Epic fantasy tends to run long. Some SF is also of epic length.
But not all subgenres of SF and F run as long as epic fantasy. Some authors who self publish also break long works up into segments that are shorter than normal novels but releasing them much closer together. Sort of like serials.
I've noticed that in the past few years the lengths of the SF and F novels I've been reading tend to be all over the place. Some feel pretty short (as in under 90-100k), while others feel more like the epic length I'm used to in fantasy (over 130k or so). Maybe the popularity of e-books gives publishers more flexibility to publish works of lengths that were "too short" or "too long" when the primary means of distribution was bookstore shelves?
Note, this is simply casual observation, and I am not an industry expert. But even ten or more years ago, when everyone was saying here that a new author could never sell a fantasy novel of over 120k words, most of the debut epic fantasy I read was much longer than that.
It's also hard to estimate exactly how long a dead tree novel is, since page count can be altered by things like margin size, font and so on. There are ways of estimating by counting words per line and lines per page, but those methods don't work as well with e-books, many of which don't even provide "page counts" anymore, and a reader might flip through variable numbers of "pages" electronically before the page count in the lower margin advances. You think it would be relatively easy for a kindle or nook app to give a word count to readers and use that to calculate how much of the book they have read, but they don't. It's always some odd calculation of page numbers or of position in the book.

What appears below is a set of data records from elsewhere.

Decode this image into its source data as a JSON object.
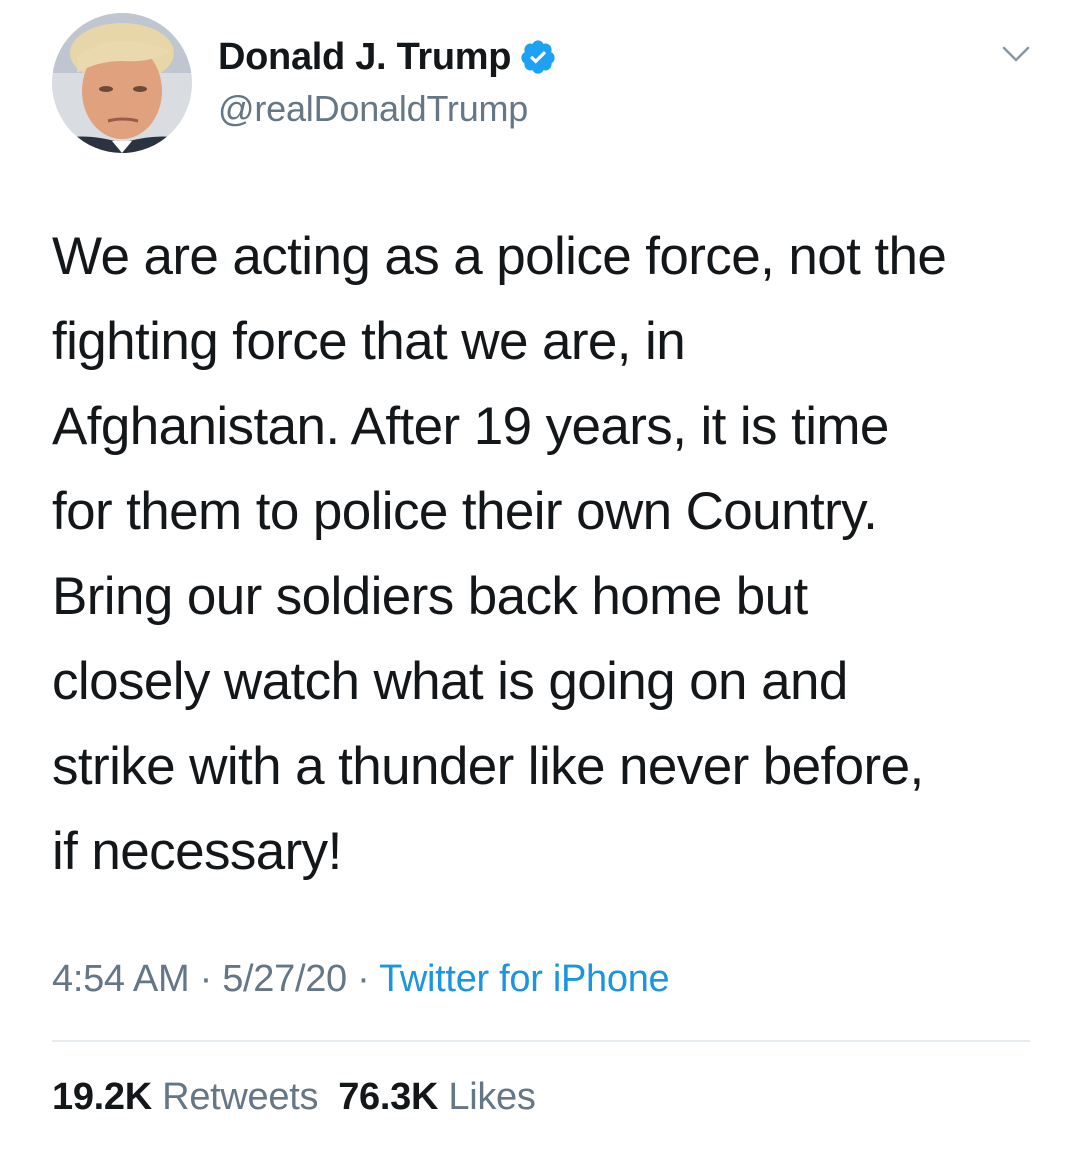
{
  "author": {
    "display_name": "Donald J. Trump",
    "handle": "@realDonaldTrump",
    "verified": true,
    "verified_icon": "verified-badge-icon",
    "avatar": "profile-photo"
  },
  "tweet": {
    "lines": [
      "We are acting as a police force, not the",
      "fighting force that we are, in",
      "Afghanistan. After 19 years, it is time",
      "for them to police their own Country.",
      "Bring our soldiers back home but",
      "closely watch what is going on and",
      "strike with a thunder like never before,",
      "if necessary!"
    ]
  },
  "meta": {
    "time": "4:54 AM",
    "separator": " · ",
    "date": "5/27/20",
    "source": "Twitter for iPhone"
  },
  "stats": {
    "retweets_count": "19.2K",
    "retweets_label": "Retweets",
    "likes_count": "76.3K",
    "likes_label": "Likes"
  },
  "colors": {
    "text": "#14171a",
    "secondary": "#657786",
    "link": "#1b95e0",
    "verified": "#1da1f2",
    "divider": "#e6ecf0"
  },
  "icons": {
    "more": "chevron-down-icon",
    "verified": "verified-badge-icon"
  }
}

I wish word counts were something included in the data for novels on the amazon pages, but they generally aren't. I assume the information is kept secret because publishers don't want readers calculating whether they are getting their "money's worth" based on word count?
What I'm trying to say in a roundabout way is don't stress too much about page count when writing a book. Try to make the story as clean as tight as it needs to be without sacrificing plot-advancing scenes, plot and character development. Maybe in a really long novel there will be natural stopping point or points midway through the book, but I don't know if it's a good idea to artificially force it.